Moreover, in 1953 the University of Karachi had founded a full-fledged Department of Bengali to offer undergraduate, postgraduate and doctoral programmes in Bengali language and literature. To date, the Department is functioning, but at present it has become the smallest Department in the University of Karachi. Few students study in the Department, since there is no demand for graduates, postgraduates and PhD holders in Bengali in the employment market of Pakistan.

But in the 1950s and ‘60s, the Department was full of academic activities. Globally renowned academicians like Syed Ali Ahsan, his brother Syed Ali Ashraf and Mohammad Farooq headed the Department.

In the same year of 1953, the Nazrul Academy was established in Karachi. It is located at Block 35 of Pakistan Secretariat zone in the Saddar area of Karachi. The renowned legal luminary Allahbux Karimbux Brohi took the pivotal initiative to establish this cultural institution. It is certainly a matter of serious note that within one year of the State Language Movement of 1952 in East Bengal, an institution like Nazrul Academy had been founded in Karachi, the then bastion of political and economic power in Pakistan. It can be inferred that the ruling establishment of Pakistan was quite concerned to preserve the national unity between two wings through the promotion of Bengali language and culture.

In 1959, the federal government of Pakistan established the Central Board for the Development of Bengali. The main office was located in Karachi, while a branch office was opened at Bardhaman House, where the Bangla Academy under the then East Pakistan provincial government was housed. After 1971, the Dhaka branch of the Board was merged with the Bangla Academy in independent Bangladesh while the Board lost its importance in Pakistan as Bengali was no more the national language of Pakistan under 1973 constitution. A similar Board for Urdu was established in 1958 and it is still functioning, though the name has been changed to Urdu Dictionary Board in 1982. Both the Boards were established to develop the two languages as both Urdu and Bengali were recognised as national languages under the 1956 and 1962 constitutions of Pakistan.

The present-day Bengali origin people in Karachi do not have much flair or attachment with Bengali culture. It is due to their socio-economic backwardness and rising waves of Islamic radicalism. Moreover, the Bengali language is not recognised at any place or institution as a medium of communication or instruction. The children of Muslim Bengalis are not getting any scope or opportunity to learn or practice the language. Hence the usage of Bengali as a language has nearly diminished.

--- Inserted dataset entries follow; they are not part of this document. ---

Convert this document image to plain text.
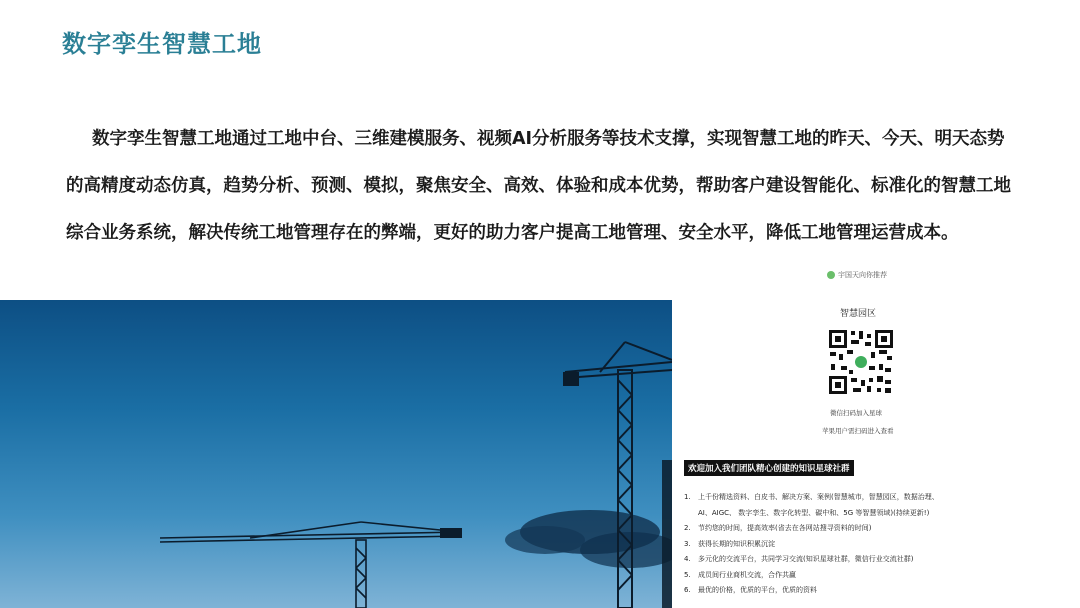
数字孪生智慧工地
数字孪生智慧工地通过工地中台、三维建模服务、视频AI分析服务等技术支撑，实现智慧工地的昨天、今天、明天态势的高精度动态仿真，趋势分析、预测、模拟，聚焦安全、高效、体验和成本优势，帮助客户建设智能化、标准化的智慧工地综合业务系统，解决传统工地管理存在的弊端，更好的助力客户提高工地管理、安全水平，降低工地管理运营成本。
宇国天向你推荐
智慧园区
微信扫码加入星球
苹果用户需扫码进入查看
欢迎加入我们团队精心创建的知识星球社群
1. 上千份精选资料、白皮书、解决方案、案例(智慧城市，智慧园区，数据治理、
AI、AIGC、 数字孪生、数字化转型、碳中和、5G 等智慧领域)(持续更新!)
2. 节约您的时间，提高效率(省去在各网站搜寻资料的时间)
3. 获得长期的知识积累沉淀
4. 多元化的交流平台，共同学习交流(知识星球社群，微信行业交流社群)
5. 成员间行业商机交流，合作共赢
6. 最优的价格，优质的平台，优质的资料
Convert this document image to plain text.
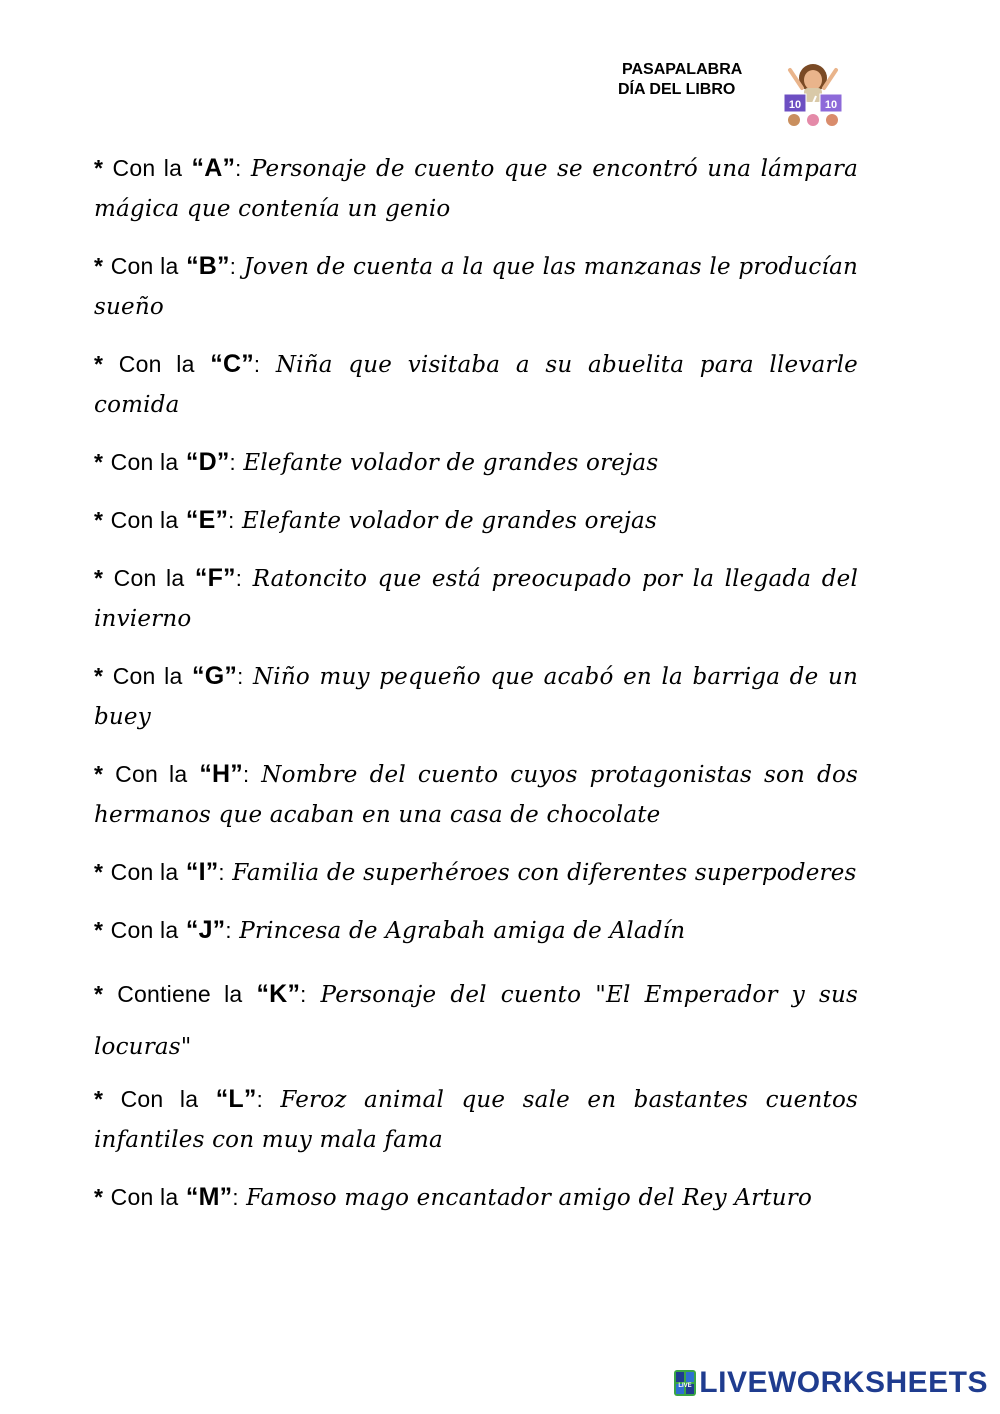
PASAPALABRA
DÍA DEL LIBRO
10 10

* Con la “A”: Personaje de cuento que se encontró una lámpara mágica que contenía un genio

* Con la “B”: Joven de cuenta a la que las manzanas le producían sueño

* Con la “C”: Niña que visitaba a su abuelita para llevarle comida

* Con la “D”: Elefante volador de grandes orejas

* Con la “E”: Elefante volador de grandes orejas

* Con la “F”: Ratoncito que está preocupado por la llegada del invierno

* Con la “G”: Niño muy pequeño que acabó en la barriga de un buey

* Con la “H”: Nombre del cuento cuyos protagonistas son dos hermanos que acaban en una casa de chocolate

* Con la “I”: Familia de superhéroes con diferentes superpoderes

* Con la “J”: Princesa de Agrabah amiga de Aladín

* Contiene la “K”: Personaje del cuento "El Emperador y sus locuras"

* Con la “L”: Feroz animal que sale en bastantes cuentos infantiles con muy mala fama

* Con la “M”: Famoso mago encantador amigo del Rey Arturo

LIVE LIVEWORKSHEETS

It is very sad and sorrowful to acknowledge this fact of the fast diminishing role of Bengali as language in a city where there are about 3 million people who are of Bengali origin. After Kolkata, Dhaka and Chittagong the city of Karachi may be regarded as the fourth largest city of Bengali dwellers but unfortunately the Karachi Bengalis do not have much regard for their original language and culture. They try to become more Muslim in order to be ‘true Pakistanis’ as the Muslim Bengali province of East Bengal dismembered the Islamic Republic of Pakistan in 1971 with direct aid, assistance and military intervention of ‘Hindu’ India. This inarguably indelible fact of history has created a deep psychological scar at the collective level in the minds and thoughts of the Bengali population living in Karachi and other cities and towns in Pakistan.

They are hapless inheritors of a downcast history which is hard to contemplate even after 50  years of disintegration of Pakistan, the Islamic ‘dreamland’ and homeland for the Muslims of the Indian subcontinent.